The drop will mean a financial loss that could cost the already cash-strapped Gateway City millions of dollars.
Figures from the 2010 census were a bitter disappointment, as the city's population dipped to 319,294. That's down more than 29,000 _ a staggering 8 percent _ from 2000. For St. Louis leaders, the news was doubly disappointing because they were expecting to see an increase.
"It is absolutely bad news," Mayor Francis Slay said. "We thought after more than 50 years of population decline that the city had finally changed direction. Obviously, that's not the case."
The census numbers are more than an ego shot to a community already fighting an image of high crime and poorly performing schools. Federal funding for many of the city's programs is tied to population.
"It will mean a significant loss in federal dollars over the next 10 years," Slay said.
St. Louis was the nation's eighth-largest city with a population of 856,795 in 1950. Now, for a couple of decades, it hasn't even been Missouri's largest city.

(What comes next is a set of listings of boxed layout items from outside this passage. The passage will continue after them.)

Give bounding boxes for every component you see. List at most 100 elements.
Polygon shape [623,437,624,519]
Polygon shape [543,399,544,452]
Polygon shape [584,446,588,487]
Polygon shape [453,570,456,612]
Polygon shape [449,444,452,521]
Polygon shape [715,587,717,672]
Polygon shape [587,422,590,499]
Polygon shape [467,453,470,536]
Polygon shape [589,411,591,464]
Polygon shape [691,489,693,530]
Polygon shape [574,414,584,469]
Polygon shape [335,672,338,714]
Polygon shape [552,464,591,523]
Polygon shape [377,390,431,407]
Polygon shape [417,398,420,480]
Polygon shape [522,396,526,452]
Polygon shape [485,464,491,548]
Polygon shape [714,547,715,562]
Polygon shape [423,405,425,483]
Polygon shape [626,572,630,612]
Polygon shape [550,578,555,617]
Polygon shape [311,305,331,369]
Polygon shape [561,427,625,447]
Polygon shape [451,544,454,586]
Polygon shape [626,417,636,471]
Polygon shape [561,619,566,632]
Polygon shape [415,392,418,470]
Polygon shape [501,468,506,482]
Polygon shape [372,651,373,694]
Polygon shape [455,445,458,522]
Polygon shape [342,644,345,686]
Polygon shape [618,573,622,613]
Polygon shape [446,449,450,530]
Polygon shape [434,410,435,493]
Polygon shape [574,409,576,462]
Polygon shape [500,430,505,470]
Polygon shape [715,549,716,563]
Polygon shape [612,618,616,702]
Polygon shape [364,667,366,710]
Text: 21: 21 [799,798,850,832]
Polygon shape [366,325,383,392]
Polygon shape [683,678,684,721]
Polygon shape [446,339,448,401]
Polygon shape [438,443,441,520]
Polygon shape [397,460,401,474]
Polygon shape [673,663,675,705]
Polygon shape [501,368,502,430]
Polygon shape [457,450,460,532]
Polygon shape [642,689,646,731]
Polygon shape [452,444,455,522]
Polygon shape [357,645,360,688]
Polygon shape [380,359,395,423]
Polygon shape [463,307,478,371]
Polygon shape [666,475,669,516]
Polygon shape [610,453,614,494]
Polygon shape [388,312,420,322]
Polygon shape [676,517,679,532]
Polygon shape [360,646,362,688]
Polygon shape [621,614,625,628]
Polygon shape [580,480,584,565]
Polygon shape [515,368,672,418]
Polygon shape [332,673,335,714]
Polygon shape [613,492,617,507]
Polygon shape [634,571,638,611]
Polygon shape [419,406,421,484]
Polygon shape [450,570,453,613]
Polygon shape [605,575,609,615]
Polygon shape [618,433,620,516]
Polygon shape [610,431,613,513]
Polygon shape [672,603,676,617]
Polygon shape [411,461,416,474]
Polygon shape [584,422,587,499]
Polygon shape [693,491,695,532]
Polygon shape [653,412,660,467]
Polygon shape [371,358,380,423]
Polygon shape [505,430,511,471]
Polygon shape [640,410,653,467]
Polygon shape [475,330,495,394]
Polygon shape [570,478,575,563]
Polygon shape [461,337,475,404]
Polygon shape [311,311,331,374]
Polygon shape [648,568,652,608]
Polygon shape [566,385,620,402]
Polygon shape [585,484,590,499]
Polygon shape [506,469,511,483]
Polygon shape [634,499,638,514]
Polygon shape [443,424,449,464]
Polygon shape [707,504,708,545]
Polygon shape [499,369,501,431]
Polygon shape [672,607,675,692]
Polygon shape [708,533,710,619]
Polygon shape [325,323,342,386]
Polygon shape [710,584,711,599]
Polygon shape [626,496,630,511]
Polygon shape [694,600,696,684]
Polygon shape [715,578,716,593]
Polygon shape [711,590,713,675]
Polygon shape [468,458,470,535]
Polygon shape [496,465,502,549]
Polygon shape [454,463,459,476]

Kansas City's population grew to 460,000 in the latest census, widening the gap over St. Louis, though the St. Louis metro area remains significantly larger.

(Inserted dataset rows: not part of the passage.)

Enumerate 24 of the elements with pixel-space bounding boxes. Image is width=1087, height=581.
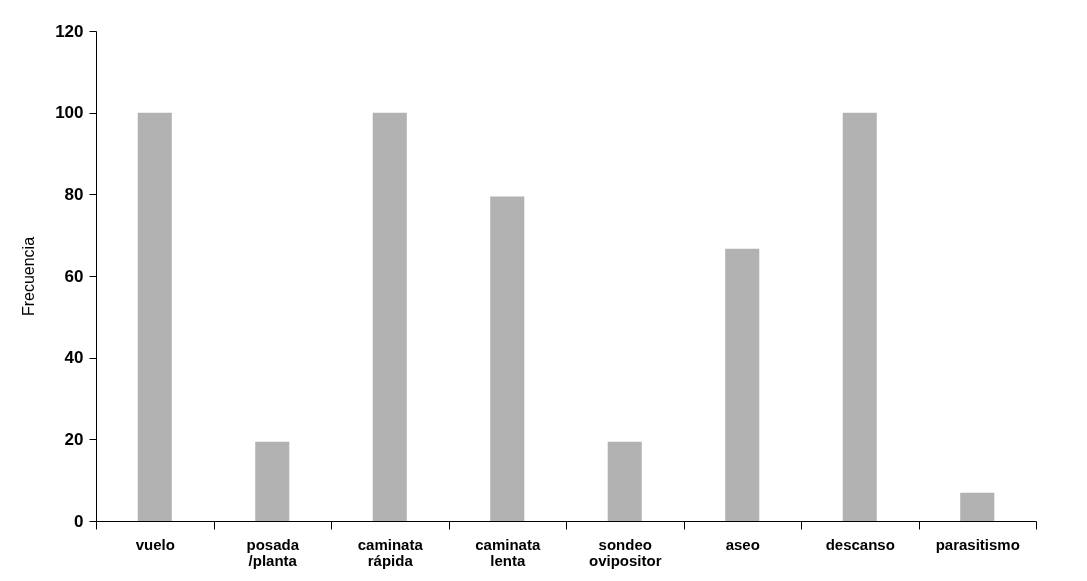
y-axis-title: Frecuencia [20,236,38,317]
y-tick-label: 120 [55,21,84,41]
y-tick-label: 60 [64,266,84,286]
y-tick-label: 80 [64,184,84,204]
x-tick-label: caminata rápida [357,535,424,569]
x-tick-label: descanso [825,535,895,553]
bar [372,112,407,521]
x-tick-label: sondeo ovipositor [588,535,662,569]
bar [255,441,290,521]
y-tick-label: 20 [64,429,84,449]
bar [725,248,760,521]
x-tick-label: posada /planta [246,535,300,569]
x-tick-label: parasitismo [935,535,1020,553]
x-tick-label: caminata lenta [475,535,541,569]
y-tick-label: 0 [74,511,84,531]
x-tick-label: aseo [725,535,760,553]
y-tick-label: 100 [55,103,84,123]
bar [137,112,172,521]
bar [490,196,525,521]
y-tick-label: 40 [64,348,84,368]
bar [960,492,995,521]
bar [842,112,877,521]
bar [607,441,642,521]
x-tick-label: vuelo [135,535,175,553]
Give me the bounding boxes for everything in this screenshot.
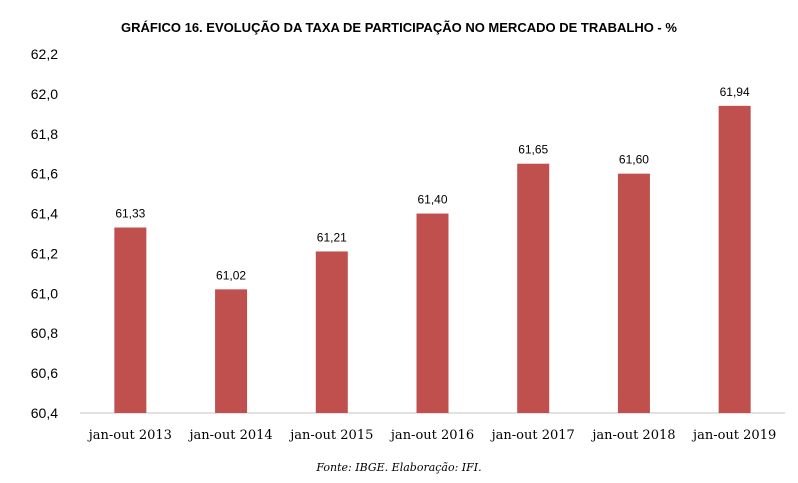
bar-jan-out-2017: [517, 163, 550, 413]
y-tick-label: 60,4: [31, 405, 58, 421]
x-tick-label: jan-out 2015: [288, 428, 373, 443]
data-label: 61,65: [518, 143, 548, 157]
bar-jan-out-2019: [718, 105, 751, 413]
chart-title: GRÁFICO 16. EVOLUÇÃO DA TAXA DE PARTICIP…: [121, 20, 677, 35]
data-label: 61,94: [720, 85, 750, 99]
data-label: 61,60: [619, 153, 649, 167]
y-tick-label: 61,0: [31, 285, 58, 301]
y-tick-label: 60,6: [31, 365, 58, 381]
data-label: 61,33: [115, 207, 145, 221]
x-tick-label: jan-out 2014: [187, 428, 272, 443]
y-tick-label: 62,2: [31, 46, 58, 62]
bar-jan-out-2015: [315, 251, 348, 413]
x-tick-label: jan-out 2017: [490, 428, 575, 443]
x-tick-label: jan-out 2018: [590, 428, 675, 443]
bar-jan-out-2014: [215, 289, 248, 413]
bar-jan-out-2016: [416, 213, 449, 413]
y-tick-label: 62,0: [31, 86, 58, 102]
x-tick-label: jan-out 2016: [389, 428, 474, 443]
bar-jan-out-2013: [114, 227, 147, 413]
data-label: 61,02: [216, 268, 246, 282]
y-tick-label: 60,8: [31, 325, 58, 341]
bar-jan-out-2018: [617, 173, 650, 413]
y-tick-label: 61,4: [31, 206, 58, 222]
y-tick-label: 61,6: [31, 166, 58, 182]
data-label: 61,21: [317, 230, 347, 244]
y-tick-label: 61,8: [31, 126, 58, 142]
y-tick-label: 61,2: [31, 245, 58, 261]
x-tick-label: jan-out 2019: [691, 428, 776, 443]
chart-source: Fonte: IBGE. Elaboração: IFI.: [316, 461, 482, 474]
x-tick-label: jan-out 2013: [87, 428, 172, 443]
data-label: 61,40: [417, 193, 447, 207]
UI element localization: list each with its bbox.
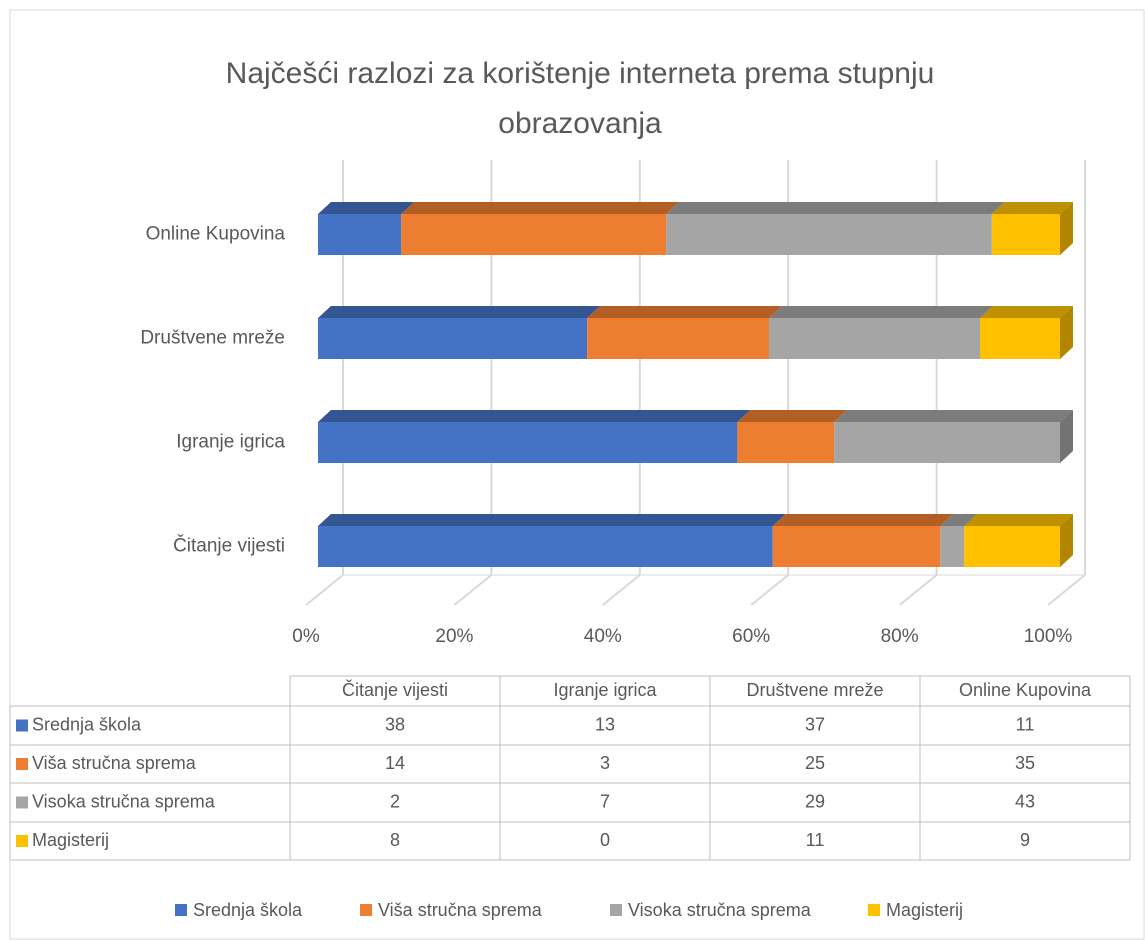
legend-label: Srednja škola	[193, 900, 303, 920]
chart-frame	[9, 9, 1145, 940]
table-key	[16, 719, 28, 732]
bar-side	[1060, 514, 1073, 567]
table-series-name: Magisterij	[32, 830, 109, 850]
bar-top	[940, 514, 978, 526]
bar-top	[979, 306, 1073, 318]
x-tick-label: 60%	[732, 626, 770, 647]
table-series-name: Visoka stručna sprema	[32, 791, 216, 811]
bar-top	[318, 410, 751, 422]
table-header: Čitanje vijesti	[342, 679, 448, 700]
x-tick-label: 40%	[584, 626, 622, 647]
table-cell: 29	[805, 791, 825, 811]
table-cell: 9	[1020, 830, 1030, 850]
bar	[834, 422, 1060, 463]
table-header: Online Kupovina	[959, 680, 1092, 700]
legend-swatch	[175, 904, 187, 916]
grid-floor	[602, 574, 641, 606]
table-cell: 43	[1015, 791, 1035, 811]
table-cell: 25	[805, 753, 825, 773]
x-tick-label: 80%	[881, 626, 919, 647]
table-cell: 3	[600, 753, 610, 773]
y-tick-label: Online Kupovina	[146, 224, 286, 245]
legend-label: Viša stručna sprema	[378, 900, 543, 920]
legend-swatch	[868, 904, 880, 916]
bar-top	[587, 306, 783, 318]
table-cell: 35	[1015, 753, 1035, 773]
table-series-name: Viša stručna sprema	[32, 753, 197, 773]
y-tick-label: Društvene mreže	[140, 328, 285, 349]
bar	[401, 214, 667, 255]
bar	[940, 526, 965, 567]
bar	[769, 318, 980, 359]
bar-top	[964, 514, 1073, 526]
bar	[318, 318, 588, 359]
table-cell: 7	[600, 791, 610, 811]
bar	[991, 214, 1060, 255]
table-cell: 37	[805, 714, 825, 734]
table-cell: 11	[1016, 714, 1035, 734]
bar-top	[318, 514, 786, 526]
table-key	[16, 796, 28, 809]
bar-top	[318, 202, 415, 214]
grid-floor	[1047, 574, 1086, 606]
bar	[318, 526, 773, 567]
bar-side	[1060, 306, 1073, 359]
table-cell: 11	[806, 830, 825, 850]
table-cell: 8	[390, 830, 400, 850]
legend-swatch	[360, 904, 372, 916]
x-tick-label: 100%	[1024, 626, 1073, 647]
bar	[772, 526, 941, 567]
x-tick-label: 20%	[435, 626, 473, 647]
grid-floor	[305, 574, 344, 606]
table-cell: 38	[385, 714, 405, 734]
bar	[666, 214, 992, 255]
bar	[737, 422, 835, 463]
x-tick-label: 0%	[292, 626, 320, 647]
legend-swatch	[610, 904, 622, 916]
table-key	[16, 758, 28, 770]
bar	[964, 526, 1060, 567]
bar	[318, 422, 738, 463]
bar-top	[737, 410, 848, 422]
legend-label: Magisterij	[886, 900, 963, 920]
table-header: Igranje igrica	[553, 680, 657, 700]
bar-side	[1060, 410, 1073, 463]
bar-top	[772, 514, 954, 526]
bar-top	[318, 306, 601, 318]
bar-top	[401, 202, 680, 214]
table-cell: 13	[595, 714, 615, 734]
table-header: Društvene mreže	[746, 680, 883, 700]
table-series-name: Srednja škola	[32, 714, 142, 734]
bar	[318, 214, 402, 255]
table-cell: 0	[600, 830, 610, 850]
table-key	[16, 835, 28, 847]
chart-title: Najčešći razlozi za korištenje interneta…	[226, 57, 935, 140]
y-tick-label: Čitanje vijesti	[173, 535, 285, 557]
bar-top	[666, 202, 1005, 214]
grid-floor	[750, 574, 789, 606]
legend-label: Visoka stručna sprema	[628, 900, 812, 920]
bar-top	[834, 410, 1073, 422]
bar	[979, 318, 1060, 359]
bar-top	[991, 202, 1073, 214]
grid-floor	[453, 574, 493, 606]
y-tick-label: Igranje igrica	[176, 432, 285, 453]
bar	[587, 318, 770, 359]
bar-top	[769, 306, 993, 318]
table-cell: 2	[390, 791, 400, 811]
table-cell: 14	[385, 753, 405, 773]
bar-side	[1060, 202, 1073, 255]
grid-floor	[898, 574, 938, 606]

Since the mid-20th century, the exodus of St. Louis residents to the suburbs has been startling. And people keep moving farther away from the urban core. St. Louis County lost population in 2010 for the first time, down 1.7 percent to 998,954 in 2010, as residents relocate to communities like St. Charles, O'Fallon, Wentzville and Troy.
"This is a time for an urgent rethinking of how we do everything as a region," Slay said. "If this doesn't jump-start a discussion about the city re-entering the county and how we start thinking more as a region, nothing will."

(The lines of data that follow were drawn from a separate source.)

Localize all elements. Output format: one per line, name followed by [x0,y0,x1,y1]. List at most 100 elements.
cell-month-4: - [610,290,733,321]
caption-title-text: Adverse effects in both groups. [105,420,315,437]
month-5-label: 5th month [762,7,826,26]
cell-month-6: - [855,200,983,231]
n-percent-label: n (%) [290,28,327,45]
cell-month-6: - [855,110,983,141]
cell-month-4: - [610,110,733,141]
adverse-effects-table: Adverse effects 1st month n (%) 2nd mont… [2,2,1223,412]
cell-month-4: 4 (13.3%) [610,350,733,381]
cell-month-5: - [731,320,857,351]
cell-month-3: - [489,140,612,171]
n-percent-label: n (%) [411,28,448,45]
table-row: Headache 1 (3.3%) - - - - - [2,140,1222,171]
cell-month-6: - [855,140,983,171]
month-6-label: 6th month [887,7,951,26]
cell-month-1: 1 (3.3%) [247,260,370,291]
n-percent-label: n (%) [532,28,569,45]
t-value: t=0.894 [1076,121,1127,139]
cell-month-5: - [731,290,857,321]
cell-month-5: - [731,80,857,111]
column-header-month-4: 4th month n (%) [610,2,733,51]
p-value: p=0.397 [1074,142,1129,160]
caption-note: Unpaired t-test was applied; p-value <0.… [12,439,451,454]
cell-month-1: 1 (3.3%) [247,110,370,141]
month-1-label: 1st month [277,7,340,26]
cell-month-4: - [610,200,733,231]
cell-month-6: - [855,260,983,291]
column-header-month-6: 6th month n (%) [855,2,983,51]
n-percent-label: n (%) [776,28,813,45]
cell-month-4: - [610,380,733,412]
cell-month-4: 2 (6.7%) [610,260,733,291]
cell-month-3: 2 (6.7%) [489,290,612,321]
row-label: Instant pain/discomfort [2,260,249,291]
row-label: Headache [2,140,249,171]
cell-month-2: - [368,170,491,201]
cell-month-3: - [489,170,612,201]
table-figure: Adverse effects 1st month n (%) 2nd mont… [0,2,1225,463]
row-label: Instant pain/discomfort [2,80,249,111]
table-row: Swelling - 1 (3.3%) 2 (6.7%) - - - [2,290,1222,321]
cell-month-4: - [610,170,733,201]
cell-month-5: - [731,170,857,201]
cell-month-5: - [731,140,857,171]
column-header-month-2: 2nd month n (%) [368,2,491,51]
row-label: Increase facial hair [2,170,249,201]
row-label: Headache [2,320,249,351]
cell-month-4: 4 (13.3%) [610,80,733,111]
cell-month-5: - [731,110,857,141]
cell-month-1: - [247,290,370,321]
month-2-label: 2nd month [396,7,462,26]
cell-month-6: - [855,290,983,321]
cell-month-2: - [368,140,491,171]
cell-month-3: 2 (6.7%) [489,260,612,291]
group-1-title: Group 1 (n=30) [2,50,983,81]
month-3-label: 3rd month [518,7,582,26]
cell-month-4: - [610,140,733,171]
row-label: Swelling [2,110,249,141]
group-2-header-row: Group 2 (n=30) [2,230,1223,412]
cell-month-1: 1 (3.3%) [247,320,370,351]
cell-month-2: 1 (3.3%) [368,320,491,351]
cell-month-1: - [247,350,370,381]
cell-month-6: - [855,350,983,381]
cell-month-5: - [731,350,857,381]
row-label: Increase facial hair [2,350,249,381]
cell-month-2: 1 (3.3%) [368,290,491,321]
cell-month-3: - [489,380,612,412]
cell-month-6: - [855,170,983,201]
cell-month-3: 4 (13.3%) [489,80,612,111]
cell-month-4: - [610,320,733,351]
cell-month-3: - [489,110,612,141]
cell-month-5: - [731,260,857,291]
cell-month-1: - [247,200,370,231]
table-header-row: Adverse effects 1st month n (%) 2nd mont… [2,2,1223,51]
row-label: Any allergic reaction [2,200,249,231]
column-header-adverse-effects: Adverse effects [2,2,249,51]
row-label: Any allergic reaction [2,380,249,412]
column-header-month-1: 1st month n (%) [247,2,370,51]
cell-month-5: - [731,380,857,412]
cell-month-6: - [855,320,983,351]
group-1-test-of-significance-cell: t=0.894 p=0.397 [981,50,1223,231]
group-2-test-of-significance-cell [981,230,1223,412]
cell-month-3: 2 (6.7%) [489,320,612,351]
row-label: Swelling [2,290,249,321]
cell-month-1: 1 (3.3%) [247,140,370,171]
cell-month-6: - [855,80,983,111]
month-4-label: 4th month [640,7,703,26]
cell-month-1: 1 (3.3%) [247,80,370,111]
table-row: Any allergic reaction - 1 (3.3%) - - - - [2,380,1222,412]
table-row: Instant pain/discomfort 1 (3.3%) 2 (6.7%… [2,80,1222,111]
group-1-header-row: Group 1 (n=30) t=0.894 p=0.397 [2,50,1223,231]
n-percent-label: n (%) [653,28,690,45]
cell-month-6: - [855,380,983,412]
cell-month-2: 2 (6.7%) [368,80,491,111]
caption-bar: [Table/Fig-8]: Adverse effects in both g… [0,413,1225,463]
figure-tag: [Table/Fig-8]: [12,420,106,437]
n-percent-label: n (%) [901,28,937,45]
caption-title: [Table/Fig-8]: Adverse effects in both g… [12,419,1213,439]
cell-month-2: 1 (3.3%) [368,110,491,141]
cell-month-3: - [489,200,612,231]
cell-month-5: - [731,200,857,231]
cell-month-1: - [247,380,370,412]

St. Louis is unique in that it is its own county. St. Louis city and St. Louis County are completely separate entities. Slay said that leads to redundancies of service that are unnecessary.
Steven S. Smith, a public policy professor at Washington University in St. Louis, agrees that something needs to change.
"The challenges are really quite substantial," Smith said. "How do you attract business? How do you maintain neighborhoods? How do you prevent continuing decay and abandonment which, when it gets to a certain point, leads to a downward spiral?"
A census estimate on July 1, 2009, forecasted that the city's population of 348,189 in 2000 had grown to 356,587. Either the estimate was wrong or there has been a substantial recent exodus.
The 2010 census is based on the population in April 2010. Slay said the city was hurting from the recession, with some residents displaced, perhaps hard to find. Still, he said, that doesn't account for such a steep decline.
The mayor said the ongoing struggles of the city school district are a big part of the problem.
"A lot of families are leaving the city for better educational opportunities, especially public education opportunities," Slay said.
Increasingly, they're moving farther and farther out. Jefferson County saw its population increase 10.4 percent to 218,733. St. Charles County's population continues to rise sharply, up 27 percent to 360,485. The fastest growing counties are on the far outreaches of the St. Louis metro area _ Lincoln County grew 35 percent and Warren County 32.6 percent.
"I think it's just a quality of life issue," St. Charles County spokesman John Sonderegger said. He pointed to his county's high-paying and high-tech jobs, affordable housing, good schools, low crime rates and one of the nation's lowest poverty rates.
But Smith said a turnaround for St. Louis' fortunes is critical _ not only for the city but for surrounding communities and Missouri as a whole.
"The state is missing an opportunity to enhance what could be an important engine of economic growth," Smith said. "The metro areas often suffer in statewide politics because of attitudes in rural areas. But those rural areas need places where people can be educated, where their kids may find work."